Considering California's term limits, an aspiring PhD in Political Science could do their dissertation on how Term Limits empowers lobbyists and special interests.
As a native Californian born in Walnut Creek and raised in Chico, CA/Pendleton, OR who was away for a decade for schooling in Oregon, I am not surprised that the State Government is collapsing and the "powers that be" are in denial.
Good, let their denial cause their downfall. Hell, they never did anything for me except put me through a crappy K-12 system that was three times worse than the K-12 education I received in little ole', podunk Pendleton, OR.
The main reason why I still comment on Oregon blogs is because California is so massive with so many blogs and none of them equivalent to the quality of Jack Bog's Blog or BlueOregon.
As for the State of California, so long as my mail arrives on time and I have police patrolling the streets of my city, then the rest of it could burn for all I care.
Posted by RyanLeo | December 19, 2009 12:11 AM
And a little south of Portland is Lake Oswego. The bond rating for LO just slipped from AAA to AA. Water rates are going up an additional $74 on the bimonthly bills to help defray the cost of a sewer system that should have been replaced at least 5 years ago and then would have been cheaper. Add in the nonsensical purchase a few years back of the Safeco building-which is now worth half of the original $20 plus million dollars and it still isn't being fully used because they don't know what to do with it. Plus they don't even have the building paid for nor do they know how they will pay for it. Right now they are still just paying interest on the $20 plus million purchase.
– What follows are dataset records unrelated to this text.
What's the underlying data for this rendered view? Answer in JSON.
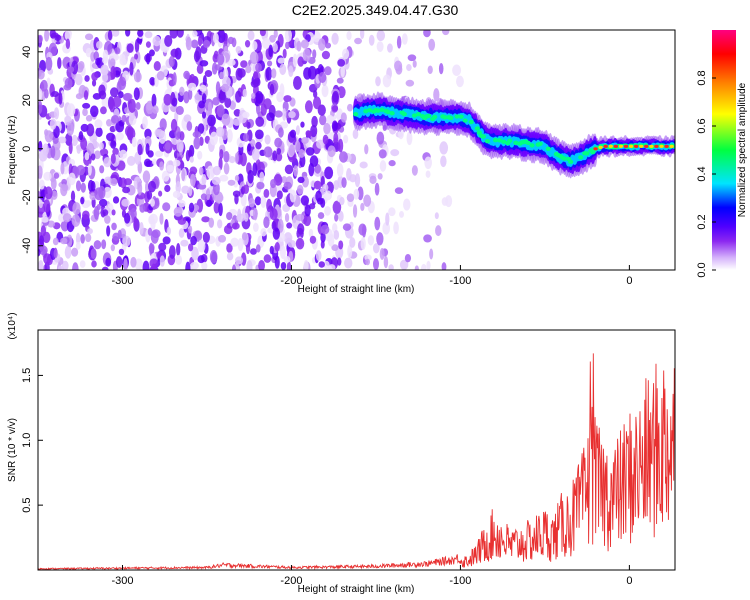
{
  "title": "C2E2.2025.349.04.47.G30",
  "chart_data": [
    {
      "type": "heatmap",
      "xlabel": "Height of straight line (km)",
      "ylabel": "Frequency (Hz)",
      "xlim": [
        -350,
        27
      ],
      "ylim": [
        -50,
        49
      ],
      "x_ticks": [
        -300,
        -200,
        -100,
        0
      ],
      "y_ticks": [
        -40,
        -20,
        0,
        20,
        40
      ],
      "colorbar": {
        "label": "Normalized spectral amplitude",
        "range": [
          0,
          1
        ],
        "ticks": [
          0.0,
          0.2,
          0.4,
          0.6,
          0.8
        ],
        "colormap": [
          "#ffffff",
          "#d6b4fb",
          "#8c28f0",
          "#5000ff",
          "#0000ff",
          "#00e4ff",
          "#00ff40",
          "#ffff00",
          "#ff8000",
          "#ff0000",
          "#ff0080"
        ]
      },
      "ridge": {
        "x": [
          -160,
          -150,
          -140,
          -130,
          -120,
          -110,
          -100,
          -95,
          -90,
          -85,
          -80,
          -70,
          -60,
          -50,
          -45,
          -40,
          -35,
          -30,
          -25,
          -20,
          -15,
          -10,
          0,
          10,
          27
        ],
        "y": [
          15,
          16,
          15,
          14,
          13,
          13,
          13,
          12,
          8,
          4,
          3,
          3,
          2,
          1,
          -2,
          -4,
          -5,
          -4,
          -2,
          0,
          1,
          1,
          1,
          1,
          1
        ]
      }
    },
    {
      "type": "line",
      "xlabel": "Height of straight line (km)",
      "ylabel": "SNR (10 * v/v)",
      "multiplier_label": "(x10⁴)",
      "xlim": [
        -350,
        27
      ],
      "ylim": [
        0,
        1.85
      ],
      "x_ticks": [
        -300,
        -200,
        -100,
        0
      ],
      "y_ticks": [
        0.5,
        1.0,
        1.5
      ],
      "y_tick_labels": [
        "0.5",
        "1.0",
        "1.5"
      ],
      "line_color": "#e83030",
      "envelope": {
        "x": [
          -350,
          -300,
          -250,
          -240,
          -200,
          -150,
          -120,
          -105,
          -95,
          -90,
          -85,
          -80,
          -70,
          -60,
          -50,
          -45,
          -40,
          -35,
          -30,
          -25,
          -22,
          -20,
          -15,
          -10,
          -5,
          0,
          5,
          10,
          15,
          20,
          27
        ],
        "y": [
          0.01,
          0.015,
          0.02,
          0.04,
          0.02,
          0.03,
          0.05,
          0.08,
          0.12,
          0.2,
          0.35,
          0.45,
          0.3,
          0.35,
          0.45,
          0.4,
          0.55,
          0.6,
          0.75,
          0.95,
          1.2,
          1.05,
          0.95,
          0.9,
          1.0,
          1.15,
          1.2,
          1.35,
          1.45,
          1.55,
          1.6
        ]
      }
    }
  ]
}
Add on top of all that the fact that the city wants to build a new indoor tennis center and put a driving range for golfers next to the Community garden space at Luscher Farm. I don't want to live in a country club- I want to live in a sustainable and smartly run community. Is that so little to ask for?
Thanks for letting me rant!
Posted by Kathe W. | December 19, 2009 7:51 AM
It would be worthwhile to study the policital preferences of voting populations that allow their city governments to get so out of control and removed from accountability. San Francisco's (and Portland's) problems didn't just appear overnight.
Posted by Andy | December 19, 2009 9:12 AM
Since the politicians are in charge of such huge and life altering decisions why don't we demand that they all get the same process before letting them run for office. In other words qualify for office. Kind of like a cop qualify deal.
First thing is a long form verified birth certificate,full psycic exam, college verification if any. Criminal back ground, personal back ground nation wide.
Also make every one of them sign a contract that says "I will always follow the local and federal constitution when legislating and voting" If I violate this contract I will be removed from office without a vote.
Do you think anybody would run for office then?
Posted by Wee Willie Winkey | December 19, 2009 12:31 PM
Makes Creepy seem sleepy.
Posted by Drew G. | December 19, 2009 1:30 PM
Perhaps the only way the voters of this city will throw off their superannuated commission form of government is if the city goes belly up even after reducing services beyond the point of livability?